Eaton Corp. has a rich history of technology and innovation aimed at increasing fuel economy and improving overall efficiency. The group charged with maintaining that flow of fresh technology into the Eaton Vehicle Group is the Vehicle Technologies and Innovation team. Mihai “Mike” Dorobantu, an SAE International member since 2008, is director of this team responsible for finding and cultivating new and significant growth opportunities. AEI Assistant Editor Matthew Monaghan recently caught up with Dorobantu to discuss the R&D efforts underway at the company.
The Vehicle Technologies and Innovation team was formerly known as the Truck Technology team, what was behind the change?
We reflected the fact that in 2009 we formed the vehicle business out of the truck business and the automotive business. This was implemented because the two former businesses were really starting to intersect. The passenger car people were looking for extending their applications to heavier vehicles; the heavy-duty truck people were starting to look at expanding their applications into lighter vehicles, and it became clear that the two businesses were meeting with the same customers. So there was a lot of synergy to put all the technologies together and offer a significant portfolio to the same customers. From an R&D perspective, we now look at the vehicle as a whole, at least the powertrain as a whole, and we do advanced R&D programs that leverage this position and offer significant fuel-economy value.
How do you go about fostering innovation at your company?
It starts with a very deliberate decision to invest in R&D and sponsor R&D at the senior level. Because of that, it’s not just putting money to it, but it’s also building the organization and building the capability, hiring the right Ph.D.'s in the critical technology areas. The third piece of this is asking the question, what should we be doing R&D on? For that, we have structured events by which we interrogate the market and try to discover the unmet needs, sometimes even the unarticulated needs of the future market, and in that we involve our customers, thought-leaders, the government from a regulatory perspective, and all kinds of stakeholders from the transportation business to help us focus on what the real issues are.
Where is your group seeing the largest opportunity for fuel-economy improvement?
I don’t think there is one solution. There is certainly a number of significant areas from which we can see a lot of fuel-economy benefit. The first one is really around how the engine is operated, optimizing the active part of the engine, which is the air system and to some extent the fuel system. The second big driver is engine-transmission optimization. There are things that can be done on the engine but only provided that the transmission satisfies certain functions. The third piece for fuel economy lies broadly in automation. Moving away from manual transmissions that also need big engines running fast, whereas fuel economy needs small engines running slow. Intelligent automation that takes into account what’s happening on the road through either radar or GPS signals so that you understand the grade of the road or even traffic information that tells you about the traffic and traffic speed. The fourth piece is hybridization. Hybridization doesn’t really work for every application, but for applications like the vocational space, it can deliver.
Eaton offers transmissions with up to 18 speeds, do you see that growing even further?
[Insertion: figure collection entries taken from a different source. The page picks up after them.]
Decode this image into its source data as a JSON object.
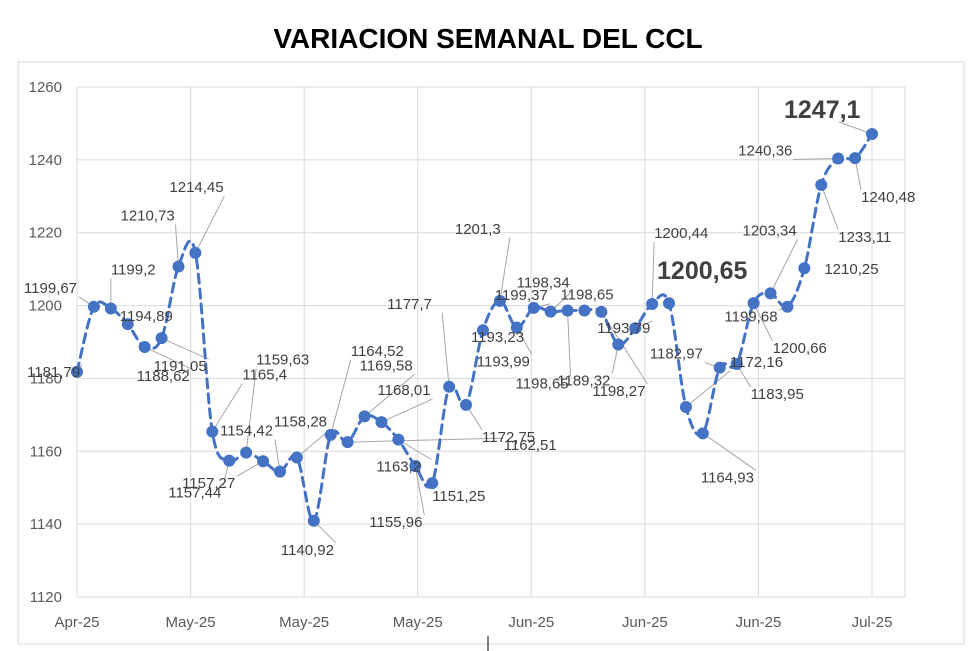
{
  "chart_data": {
    "type": "line",
    "title": "VARIACION SEMANAL DEL CCL",
    "xlabel": "",
    "ylabel": "",
    "ylim": [
      1120,
      1260
    ],
    "yticks": [
      1120,
      1140,
      1160,
      1180,
      1200,
      1220,
      1240,
      1260
    ],
    "xtick_labels": [
      "Apr-25",
      "May-25",
      "May-25",
      "May-25",
      "Jun-25",
      "Jun-25",
      "Jun-25",
      "Jul-25"
    ],
    "grid": true,
    "legend": "none",
    "line_color": "#4472C4",
    "line_style": "dashed",
    "series": [
      {
        "values": [
          1181.79,
          1199.67,
          1199.2,
          1194.89,
          1188.62,
          1191.05,
          1210.73,
          1214.45,
          1165.4,
          1157.44,
          1159.63,
          1157.27,
          1154.42,
          1158.28,
          1140.92,
          1164.52,
          1162.51,
          1169.58,
          1168.01,
          1163.2,
          1155.96,
          1151.25,
          1177.7,
          1172.75,
          1193.23,
          1201.3,
          1193.99,
          1199.37,
          1198.34,
          1198.65,
          1198.65,
          1198.27,
          1189.32,
          1193.79,
          1200.44,
          1200.65,
          1172.16,
          1164.93,
          1182.97,
          1183.95,
          1200.66,
          1203.34,
          1199.68,
          1210.25,
          1233.11,
          1240.36,
          1240.48,
          1247.1
        ]
      }
    ],
    "data_labels": [
      "1181,79",
      "1199,67",
      "1199,2",
      "1194,89",
      "1188,62",
      "1191,05",
      "1210,73",
      "1214,45",
      "1165,4",
      "1157,44",
      "1159,63",
      "1157,27",
      "1154,42",
      "1158,28",
      "1140,92",
      "1164,52",
      "1162,51",
      "1169,58",
      "1168,01",
      "1163,2",
      "1155,96",
      "1151,25",
      "1177,7",
      "1172,75",
      "1193,23",
      "1201,3",
      "1193,99",
      "1199,37",
      "1198,34",
      "1198,65",
      "1198,65",
      "1198,27",
      "1189,32",
      "1193,79",
      "1200,44",
      "1200,65",
      "1172,16",
      "1164,93",
      "1182,97",
      "1183,95",
      "1200,66",
      "1203,34",
      "1199,68",
      "1210,25",
      "1233,11",
      "1240,36",
      "1240,48",
      "1247,1"
    ]
  }
}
We don’t see a need for more speeds. I think the changes that we’re going to see are more on the architecture of the transmissions. Eaton is investing a lot in new transmission architectures that will eventually replace the manual transmission and even the automated mechanical transmission. Today the transmission architecture is really driven by fuel economy. The reason we have 18 speeds is because we have some performance applications where vehicles have to launch off very steep grades with very heavy loads, so we need a lot of ratios for startability and gradeability. But from a fuel-economy perspective, anywhere between 10 to 14 speeds covers what you need from a fuel-economy perspective.
Where is your group focusing its efforts to achieve size reduction of batteries?
When we’re looking at batteries, we’re finding that if we assume that we don’t know anything about the drive cycle and if we assume we don’t know anything about the driving environment we are forced to use a relatively large battery so that we can provide the hybrid functions of the vehicle essentially under any circumstance. I think if we take some of the things from the intelligent automation about the predictive nature of the drive cycle you have a lot of information that may allow you to manage the engine and the electrical motor generated torque differently such that among others you can reduce the size of the battery. We have an advanced project funded by ARPA-E that looks at the hybrid vehicle as a whole. From simulations we have reasons to believe that we can probably reduce the battery size by 50% in most of our hybrids, but that involves using information that is either available today or will be available shortly about the environment in which the vehicle is being operated.